The Company intends to file with the Securities and Exchange Commission (the "SEC") a proxy statement and intends to furnish or file other materials with the SEC in connection with the proposed transaction. The definitive proxy statement will be sent or given to the stockholders of the Company and will contain important information about the proposed transaction and related matters. Before making any voting decision, Physicians Formula's stockholders are urged to read the proxy statement and those other materials carefully and in their entirety because they will contain important information about the Company and the proposed transaction. The proxy statement and other relevant materials (when they become available), and any other documents filed by Physicians Formula with the SEC, may be obtained free of charge at the SEC's website www.sec.gov. In addition, security holders will be able to obtain free copies of the proxy statement from Physicians Formula by directing a request by mail to Physicians Formula Holdings Inc., 1055 W. 8th Street, Azusa, CA 91702, or from the Investor Relations section of the Company's website at www.physiciansformula.com. The contents of the websites referenced above are not deemed to be incorporated by reference into the proxy statement or this press release.

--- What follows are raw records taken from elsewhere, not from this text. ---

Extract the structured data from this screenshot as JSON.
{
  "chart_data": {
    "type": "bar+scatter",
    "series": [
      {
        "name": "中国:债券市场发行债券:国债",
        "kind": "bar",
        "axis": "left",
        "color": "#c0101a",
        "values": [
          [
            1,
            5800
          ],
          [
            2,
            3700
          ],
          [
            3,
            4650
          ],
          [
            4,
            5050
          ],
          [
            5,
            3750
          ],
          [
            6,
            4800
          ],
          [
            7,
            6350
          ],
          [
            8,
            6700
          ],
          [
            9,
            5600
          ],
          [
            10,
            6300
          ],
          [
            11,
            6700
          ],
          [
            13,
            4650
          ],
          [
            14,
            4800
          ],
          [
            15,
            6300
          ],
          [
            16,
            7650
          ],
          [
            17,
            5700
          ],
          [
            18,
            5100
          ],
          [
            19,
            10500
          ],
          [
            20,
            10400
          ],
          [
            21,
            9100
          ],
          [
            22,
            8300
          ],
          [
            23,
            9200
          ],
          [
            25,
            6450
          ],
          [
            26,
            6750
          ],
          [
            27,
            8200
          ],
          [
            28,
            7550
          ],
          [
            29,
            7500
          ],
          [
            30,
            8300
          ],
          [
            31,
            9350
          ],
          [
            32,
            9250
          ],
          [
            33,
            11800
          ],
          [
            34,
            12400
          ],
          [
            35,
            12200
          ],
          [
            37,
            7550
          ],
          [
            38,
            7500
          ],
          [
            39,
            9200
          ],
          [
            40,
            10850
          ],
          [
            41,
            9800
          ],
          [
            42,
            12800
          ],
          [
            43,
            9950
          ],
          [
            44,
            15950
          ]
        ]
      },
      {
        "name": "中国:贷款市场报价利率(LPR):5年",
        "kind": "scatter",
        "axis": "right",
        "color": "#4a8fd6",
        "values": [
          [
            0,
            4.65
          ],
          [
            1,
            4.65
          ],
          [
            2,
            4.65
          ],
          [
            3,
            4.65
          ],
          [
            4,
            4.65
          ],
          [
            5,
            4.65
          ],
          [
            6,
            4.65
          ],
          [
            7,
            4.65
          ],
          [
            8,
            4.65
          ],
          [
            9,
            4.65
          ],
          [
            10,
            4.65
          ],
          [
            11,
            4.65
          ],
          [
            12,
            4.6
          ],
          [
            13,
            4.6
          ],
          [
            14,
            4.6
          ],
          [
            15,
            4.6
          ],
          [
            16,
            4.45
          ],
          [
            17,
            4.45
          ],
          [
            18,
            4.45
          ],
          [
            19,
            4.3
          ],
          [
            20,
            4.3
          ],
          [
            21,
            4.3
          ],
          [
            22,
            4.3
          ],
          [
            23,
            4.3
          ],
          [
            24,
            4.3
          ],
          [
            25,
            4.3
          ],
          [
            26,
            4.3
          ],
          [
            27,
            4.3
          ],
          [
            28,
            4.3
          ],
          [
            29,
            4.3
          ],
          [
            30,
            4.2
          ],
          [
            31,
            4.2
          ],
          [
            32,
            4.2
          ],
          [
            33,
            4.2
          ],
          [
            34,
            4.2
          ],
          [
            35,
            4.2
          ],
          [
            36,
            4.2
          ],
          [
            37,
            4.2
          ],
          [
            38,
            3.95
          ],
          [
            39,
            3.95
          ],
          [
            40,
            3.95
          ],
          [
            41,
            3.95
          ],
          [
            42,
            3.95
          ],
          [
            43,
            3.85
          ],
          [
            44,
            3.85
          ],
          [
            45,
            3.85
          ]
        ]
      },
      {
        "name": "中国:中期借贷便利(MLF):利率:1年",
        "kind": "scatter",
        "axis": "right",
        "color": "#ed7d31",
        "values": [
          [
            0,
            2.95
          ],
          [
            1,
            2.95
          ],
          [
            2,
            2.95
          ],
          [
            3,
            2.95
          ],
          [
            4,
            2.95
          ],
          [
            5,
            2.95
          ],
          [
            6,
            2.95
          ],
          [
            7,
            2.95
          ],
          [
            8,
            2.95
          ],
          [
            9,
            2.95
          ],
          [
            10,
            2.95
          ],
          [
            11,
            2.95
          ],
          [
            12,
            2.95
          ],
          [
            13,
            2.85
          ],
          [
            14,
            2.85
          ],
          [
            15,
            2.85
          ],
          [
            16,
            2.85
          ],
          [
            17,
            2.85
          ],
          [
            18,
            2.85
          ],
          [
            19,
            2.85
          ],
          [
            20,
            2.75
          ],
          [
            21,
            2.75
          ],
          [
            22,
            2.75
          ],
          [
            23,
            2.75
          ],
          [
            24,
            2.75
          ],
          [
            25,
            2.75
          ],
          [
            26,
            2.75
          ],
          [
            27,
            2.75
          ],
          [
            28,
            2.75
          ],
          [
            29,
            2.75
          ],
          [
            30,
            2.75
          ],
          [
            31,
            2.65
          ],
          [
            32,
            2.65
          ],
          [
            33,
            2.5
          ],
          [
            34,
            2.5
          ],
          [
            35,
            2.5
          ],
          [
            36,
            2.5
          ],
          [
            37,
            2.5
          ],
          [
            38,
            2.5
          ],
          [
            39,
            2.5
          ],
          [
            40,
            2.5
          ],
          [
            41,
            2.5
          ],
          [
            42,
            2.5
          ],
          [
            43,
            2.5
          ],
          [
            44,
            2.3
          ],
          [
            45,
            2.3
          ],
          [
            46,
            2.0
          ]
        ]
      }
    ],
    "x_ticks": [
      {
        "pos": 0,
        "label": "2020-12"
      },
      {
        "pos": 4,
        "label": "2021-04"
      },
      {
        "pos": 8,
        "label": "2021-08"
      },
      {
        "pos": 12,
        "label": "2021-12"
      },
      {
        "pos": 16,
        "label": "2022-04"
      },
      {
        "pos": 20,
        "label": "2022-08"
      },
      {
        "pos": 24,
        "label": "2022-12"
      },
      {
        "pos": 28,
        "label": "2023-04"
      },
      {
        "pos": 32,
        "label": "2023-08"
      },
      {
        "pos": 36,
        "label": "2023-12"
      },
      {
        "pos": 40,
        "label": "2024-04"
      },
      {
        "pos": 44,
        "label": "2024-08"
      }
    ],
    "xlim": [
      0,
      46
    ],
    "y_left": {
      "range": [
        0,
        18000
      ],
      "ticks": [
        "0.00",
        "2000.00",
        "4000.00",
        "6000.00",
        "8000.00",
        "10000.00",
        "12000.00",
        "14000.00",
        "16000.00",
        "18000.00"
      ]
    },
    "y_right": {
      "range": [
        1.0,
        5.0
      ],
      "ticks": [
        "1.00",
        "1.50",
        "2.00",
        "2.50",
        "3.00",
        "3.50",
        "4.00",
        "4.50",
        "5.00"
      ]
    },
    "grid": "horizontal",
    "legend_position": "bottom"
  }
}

Participants in the Solicitation

The Company and its directors and executive officers may be deemed to be participants in the solicitation of proxies from the Company's stockholders in connection with the proposed transaction. Information about the Company's directors and executive officers is set forth in the Company's proxy statement for its 2011 Annual Meeting of Stockholders, which was filed with the SEC on November 4, 2011, and its Annual Report on Form 10-K for the year ended December 31, 2011, which was filed with the SEC on March 7, 2012 and amended on Form 10-K/A filed with the SEC on April 25, 2012. These documents are available free of charge at the SEC's website at www.sec.gov, and from the Company by directing a request by mail to Physicians Formula Holdings Inc., 1055 W. 8th Street, Azusa, CA 91702, or from the Investor Relations section of the Company's website at www.physiciansformula.com. Additional information regarding the interests of participants in the solicitation of proxies in connection with the transaction will be included in the proxy statement that the Company intends to file with the SEC.

Safe Harbor Statement

This press release contains forward-looking statements within the meaning of Section 27A of the Securities Act of 1933, as amended, and Section 21E of the Securities Exchange Act of 1934, as amended, including, without limitation, statements relating to the completion of this transaction. In some cases, forward-looking statements can be identified by words such as "anticipates," "estimates," "expects," "believes," "plans," "predicts," and similar terms. These statements are based on current expectations and assumptions that are subject to risks and uncertainties. Actual results could differ materially from those anticipated as a result of various factors. If the transaction is consummated, the Company's existing stockholders will cease to have any equity interest in the Company and will have no right to participate in its earnings and future growth. Additional factors that may affect the future results of the Company are set forth in its filings with the SEC, including its Annual Report on Form 10-K for the year ended December 31, 2011, as amended on Form 10-K/A filed with the SEC on April 25, 2012, available at www.physiciansformula.com and the SEC's website at www.sec.gov. You are urged to consider these factors carefully in evaluating the forward-looking statements in this press release and are cautioned not to place undue reliance on such forward-looking statements, which are qualified in their entirety by this cautionary statement. Unless otherwise required by law, the Company expressly disclaims any obligation to update publicly any forward-looking statements, whether as result of new information, future events or otherwise.